Las dos horas largas que habíamos pasado en la comisaría de Katatura, aquel 26 de diciembre de 1983, nos resultaban, una vez fuera, abstrusas.
En realidad, los agresivos jóvenes armados, que habían rodeado el coche cerrándonos el paso e intentando hacerse con la cámara y las llaves del automóvil, eran los guardias de seguridad del hostel. A sus gritos y al revuelo causado había acudido el gerente, quien tras escuchar lo sucedido llamó a la policía.

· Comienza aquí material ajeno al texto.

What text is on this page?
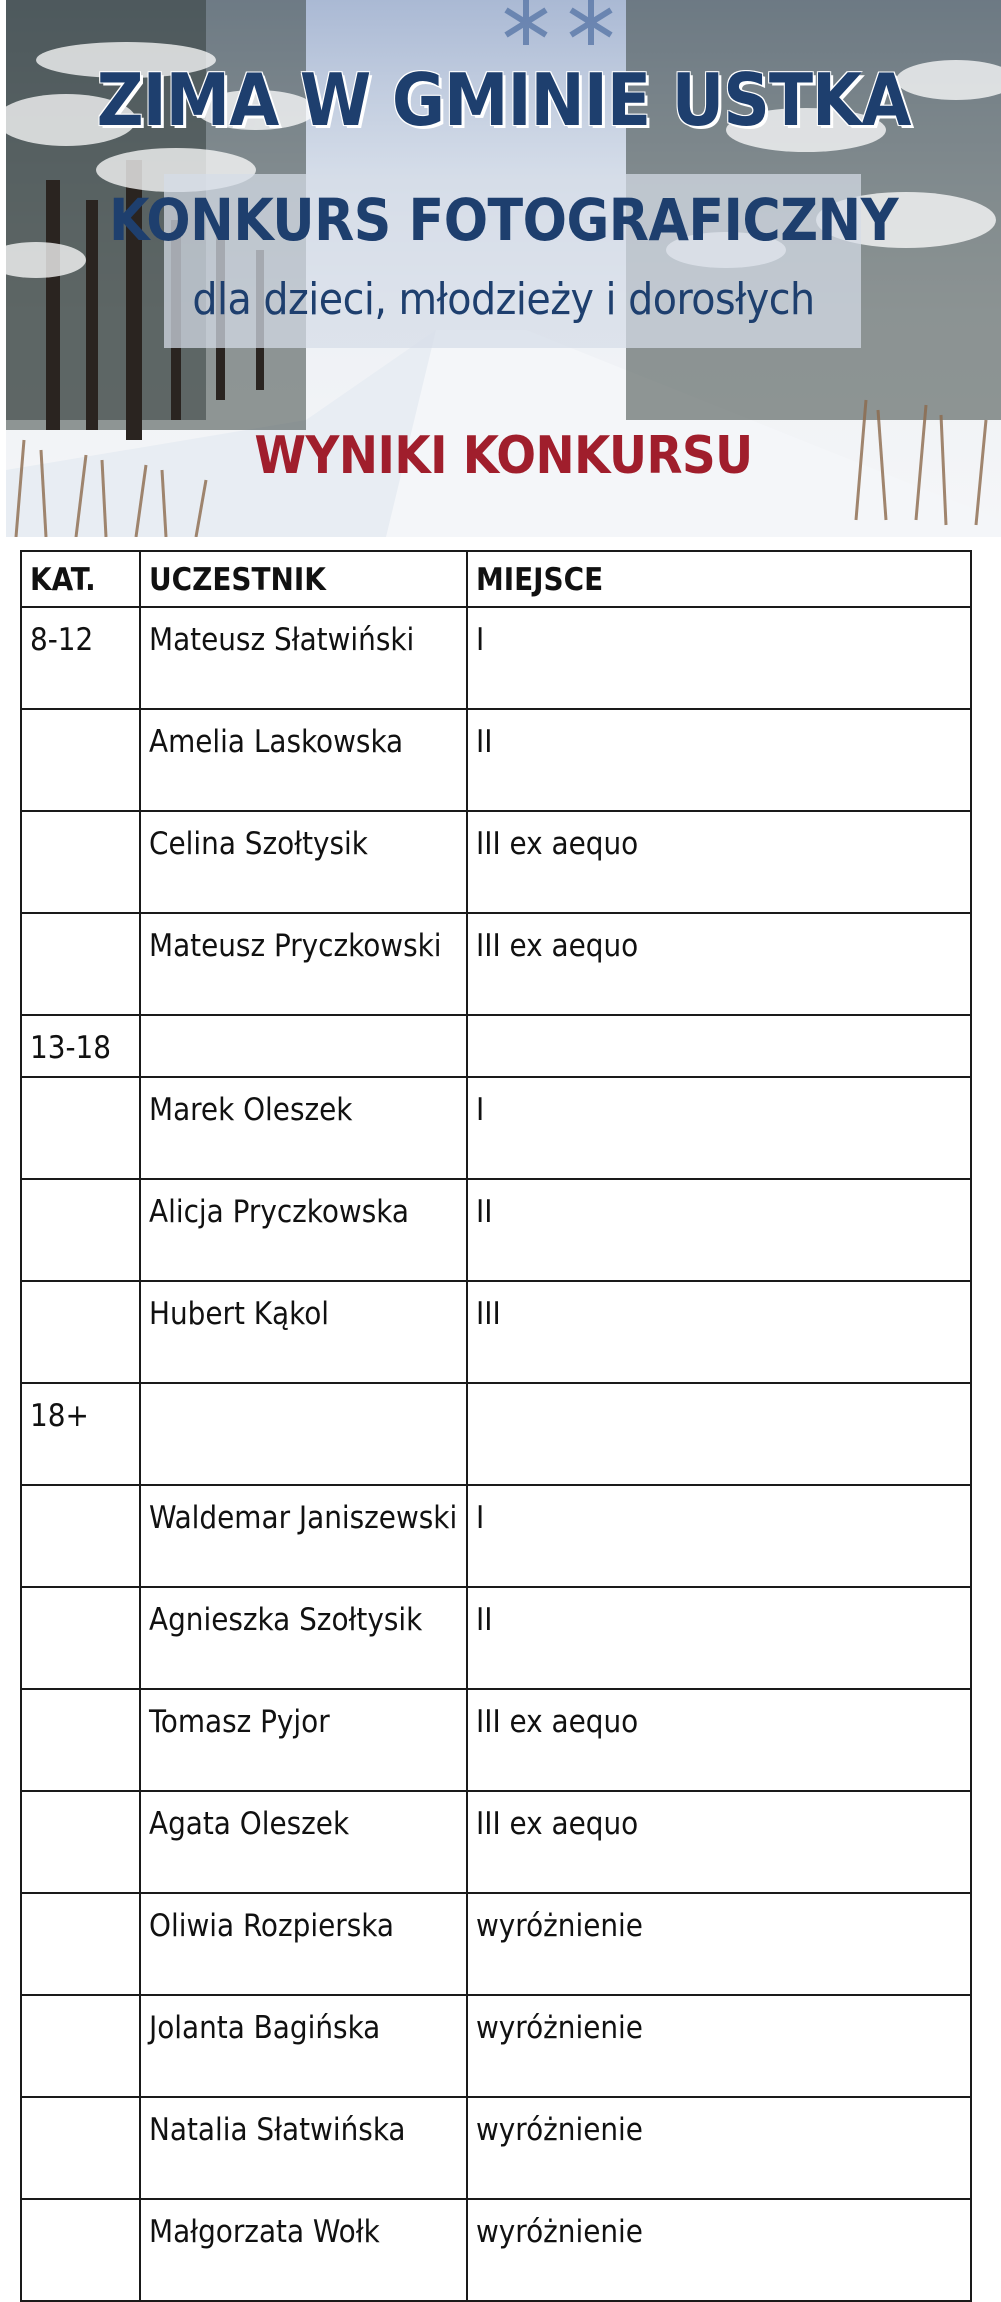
ZIMA W GMINIE USTKA
KONKURS FOTOGRAFICZNY
dla dzieci, młodzieży i dorosłych
WYNIKI KONKURSU
KAT.	UCZESTNIK	MIEJSCE
8-12	Mateusz Słatwiński	I
	Amelia Laskowska	II
	Celina Szołtysik	III ex aequo
	Mateusz Pryczkowski	III ex aequo
13-18		
	Marek Oleszek	I
	Alicja Pryczkowska	II
	Hubert Kąkol	III
18+		
	Waldemar Janiszewski	I
	Agnieszka Szołtysik	II
	Tomasz Pyjor	III ex aequo
	Agata Oleszek	III ex aequo
	Oliwia Rozpierska	wyróżnienie
	Jolanta Bagińska	wyróżnienie
	Natalia Słatwińska	wyróżnienie
	Małgorzata Wołk	wyróżnienie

Cuando llegaron los agentes, nos «invitaron» a que los siguiéramos a la jefatura, donde otra vez hubimos de relatar lo sucedido y esperar. Y mientras esperábamos, se había hecho y pasado la hora de visitar a los Paulsen, a quienes solo al cabo de varios ruegos y un buen rato nos permitieron telefonear para decirles que nos retrasaríamos; apenas mentada ‘Katatura’, el agente que nos vigilaba cortó la comunicación.
Seguimos esperando hasta que al fin llegó el jefe: le relataron y relatamos el incidente. Sin decir nada, tomó nuestros pasaportes e instalado en la zona reservada para la policía, tras un enorme mostrador que dividía la estancia, pareció copiar una a una las páginas de nuestras licencias. Cuando terminó, nos las devolvió y, sin más, sin siquiera amonestarnos o requisarnos el carrete, nos indicó que podíamos irnos. Una perplejidad estridente aplastó el miedo que había estado atenazándome hasta ofuscarme.
Los Paulsen nos recibieron muy afables pero circunspectos, y me dio la impresión de que lo ocurrido revestía gravedad, sobre todo cuando al preguntarles, aún en la entrada, qué edificio era aquel que no podía fotografiarse, respondieron: «Pasen, pasen que ahora se lo explicamos». Diría que intentaban tranquilizarnos y sin embargo con aquel preámbulo calmo acrecentaron nuestra inquietud.
Pasamos al salón decorado para las fiestas en el que destacaba un árbol de navidad hecho con una rama sin hojas de acacia karroo adornada con lazos de raso carmesí. Intercambiamos fórmulas de cortesía. Nos sentamos a una mesita baja, puesta para el té y la señora Paulsen comenzó a servirlo. A mí tanto suspense me estaba enervando.
Ya acomodados, volvimos a repetir la pregunta. La respuesta llegó medida: efectivamente el complejo —que habíamos pretendido fotografiar, sin lograrlo— era un hostel. Estaba destinado a trabajadores temporales ovambo procedentes del norte; durante el periodo que les estaba permitido trabajar en Windhoek y residir en Katatura, no podían ni llevarse a la familia con ellos ni visitarla. Una situación «anormal» que generaba muchos altercados, nos dijeron, de ahí la fuerte presencia policial.
Una presencia que también era necesaria, justificaban, debido a que los trabajadores temporales ganaban salarios mucho más abultados que sus vecinos en el township y eso daba lugar a robos y disputas.
Incluso entonces, me pareció que aquellos trabajadores temporales eran una especie de reclusos sometidos a trabajos forzados y con el tiempo descubrí el verdadero alcance de un sistema ciertamente perverso.